Wednesday, December 02, 2009

Junctional Tachycardia

Background

Cardiac rhythms arising from the atrioventricular (AV) junction occur as an automatic tachycardia or as an escape mechanism during periods of significant bradycardia with rates slower than the intrinsic junctional pacemaker.

The AV node (AVN) has intrinsic automaticity that allows it to initiate and depolarize the myocardium during periods of significant sinus bradycardia or complete heart block. This escape mechanism, with a rate of 40-60 beats per minute, produces a narrow QRS complex because the ventricle is depolarized using the normal conduction pathway. An accelerated junctional rhythm (rate >60) is a narrow complex rhythm that often supersedes a clinically bradycardic sinus node rate. The QRS complexes are uniform in shape, and evidence of retrograde P wave activation may or may not be present.

Less commonly, the AV junction develops abnormal automaticity and exceeds the sinus node rate at a time when the sinus rate would be normal. These junctional tachycardias are most often observed in the setting of digitalis toxicity, recent cardiac surgery, acute myocardial infarction, or isoproterenol infusion.

Pathophysiology

The junctional rhythm initiates within the AV nodal tissue. Accelerated junctional rhythm is a result of enhanced automaticity of the AVN that supersedes the sinus node rate. During this rhythm, the AVN is firing faster than the sinus node, resulting in a regular narrow complex rhythm. These rhythms may demonstrate retrograde P waves on ECG findings, and the rates can vary from 40-60 beats per minute.

Changes in autonomic tone or the presence of sinus node disease that is causing an inappropriate slowing of the sinus node may exacerbate this rhythm. Young healthy individuals, especially those with increased vagal tone during sleep, are often noted to have periods of junctional rhythm that is completely benign, not requiring any intervention.

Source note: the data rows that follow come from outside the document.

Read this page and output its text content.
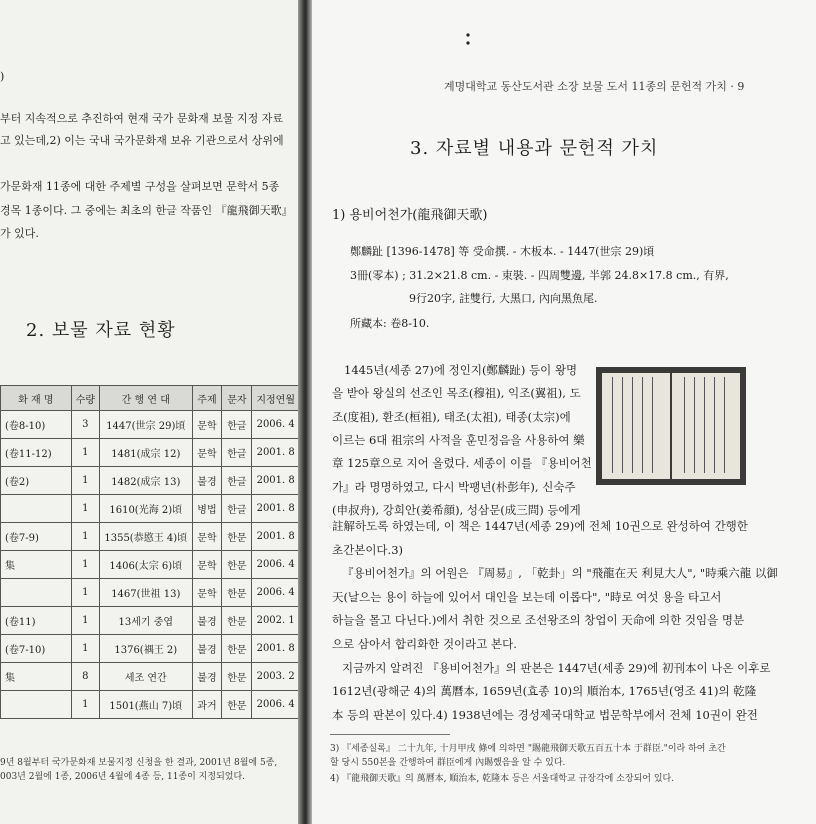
)
부터 지속적으로 추진하여 현재 국가 문화재 보물 지정 자료
고 있는데,2) 이는 국내 국가문화재 보유 기관으로서 상위에
가문화재 11종에 대한 주제별 구성을 살펴보면 문학서 5종
경목 1종이다. 그 중에는 최초의 한글 작품인 『龍飛御天歌』
가 있다.
2. 보물 자료 현황
화 재 명	수량	간 행 연 대	주제	문자	지정연월
(卷8-10)	3	1447(世宗 29)頃	문학	한글	2006. 4
(卷11-12)	1	1481(成宗 12)	문학	한글	2001. 8
(卷2)	1	1482(成宗 13)	불경	한글	2001. 8
	1	1610(光海 2)頃	병법	한글	2001. 8
(卷7-9)	1	1355(恭愍王 4)頃	문학	한문	2001. 8
集	1	1406(太宗 6)頃	문학	한문	2006. 4
	1	1467(世祖 13)	문학	한문	2006. 4
(卷11)	1	13세기 중엽	불경	한문	2002. 1
(卷7-10)	1	1376(禑王 2)	불경	한문	2001. 8
集	8	세조 연간	불경	한문	2003. 2
	1	1501(燕山 7)頃	과거	한문	2006. 4
9년 8월부터 국가문화재 보물지정 신청을 한 결과, 2001년 8월에 5종,
003년 2월에 1종, 2006년 4월에 4종 등, 11종이 지정되었다.
계명대학교 동산도서관 소장 보물 도서 11종의 문헌적 가치 · 9
3. 자료별 내용과 문헌적 가치
1) 용비어천가(龍飛御天歌)
鄭麟趾 [1396-1478] 等 受命撰. - 木板本. - 1447(世宗 29)頃
3冊(零本) ; 31.2×21.8 cm. - 束裝. - 四周雙邊, 半郭 24.8×17.8 cm., 有界,
9行20字, 註雙行, 大黑口, 內向黑魚尾.
所藏本: 卷8-10.
1445년(세종 27)에 정인지(鄭麟趾) 등이 왕명
을 받아 왕실의 선조인 목조(穆祖), 익조(翼祖), 도
조(度祖), 환조(桓祖), 태조(太祖), 태종(太宗)에
이르는 6대 祖宗의 사적을 훈민정음을 사용하여 樂
章 125章으로 지어 올렸다. 세종이 이를 『용비어천
가』라 명명하였고, 다시 박팽년(朴彭年), 신숙주
(申叔舟), 강희안(姜希顔), 성삼문(成三問) 등에게
註解하도록 하였는데, 이 책은 1447년(세종 29)에 전체 10권으로 완성하여 간행한
초간본이다.3)
『용비어천가』의 어원은 『周易』, 「乾卦」의 "飛龍在天 利見大人", "時乘六龍 以御
天(날으는 용이 하늘에 있어서 대인을 보는데 이롭다", "時로 여섯 용을 타고서
하늘을 몰고 다닌다.)에서 취한 것으로 조선왕조의 창업이 天命에 의한 것임을 명분
으로 삼아서 합리화한 것이라고 본다.
지금까지 알려진 『용비어천가』의 판본은 1447년(세종 29)에 初刊本이 나온 이후로
1612년(광해군 4)의 萬曆本, 1659년(효종 10)의 順治本, 1765년(영조 41)의 乾隆
本 등의 판본이 있다.4) 1938년에는 경성제국대학교 법문학부에서 전체 10권이 완전
3) 『세종실록』 二十九年, 十月甲戌 條에 의하면 "賜龍飛御天歌五百五十本 于群臣."이라 하여 초간
할 당시 550본을 간행하여 群臣에게 內賜했음을 알 수 있다.
4) 『龍飛御天歌』의 萬曆本, 順治本, 乾隆本 등은 서울대학교 규장각에 소장되어 있다.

Rarely, the AVN develops enhanced automaticity and overtakes a "normal" sinus node. This occasionally is observed in digitalis toxicity, following cardiac surgery (typically valve replacement), during acute myocardial infarction, or during isoproterenol infusion.

Frequency

United States

Junctional rhythms are common in patients with sick sinus syndrome or in patients who have significant bradycardia that allows the AV nodal region to determine the heart rate.

Mortality/Morbidity

The heart rate during a junctional rhythm often determines whether the patient has symptoms.

Presence of AV disassociation can lead to symptoms in patients because of atrial conduction and subsequent contraction when the tricuspid valve is closed (ie, canon a waves).

Periods of junctional rhythm are not necessarily associated with an increase in mortality. If an obvious cause is present, such as complete heart block or sick sinus syndrome, then the morbidity or mortality is directly related to that and not to the junctional rhythm mechanism, which is serving as a "backup rhythm" during the periods of bradycardia. Accelerated junctional rhythms may be a sign of digitalis toxicity.

Age

This rhythm may occur in persons of any age. Junctional rhythms during sleep are common in children and in athletic adults.

Clinical

History

Junctional rhythms may be accompanied by symptoms or may be entirely asymptomatic.

Palpitations, fatigue, or poor exercise tolerance: These may occur during a period of junctional rhythm in patients who are abnormally bradycardic for their level of activity.

Dyspnea: Sudden onset of symptoms and sudden termination of symptoms may occur, especially in the setting of complete heart block.

Presyncope (near syncope): The underlying cause of the junctional rhythm is the most significant predictor of symptoms. For instance, AV dissociation with complete heart block, defined as an atrial rate that is faster than the junctional escape rate, is more likely to cause symptoms than AV dissociation with a sinus rate slower than the competing junctional pacemaker. Additionally, syncope or presyncope may occur from an acute decrease in heart rate.

Physical

A predominant junctional rhythm may be associated with structural heart disease, sick sinus syndrome, or both, during which the junctional escape rhythm supersedes the sinus rate and provides a safety mechanism.

During a predominant junctional rhythm, the pulse usually is regular and the heart rate may be within reference range. Frequently, the junctional rhythm is 40-60 beats per minute.

Prominent jugular venous pulsations (ie, cannon a waves) may be present due to the right atrium contracting with a closed tricuspid valve.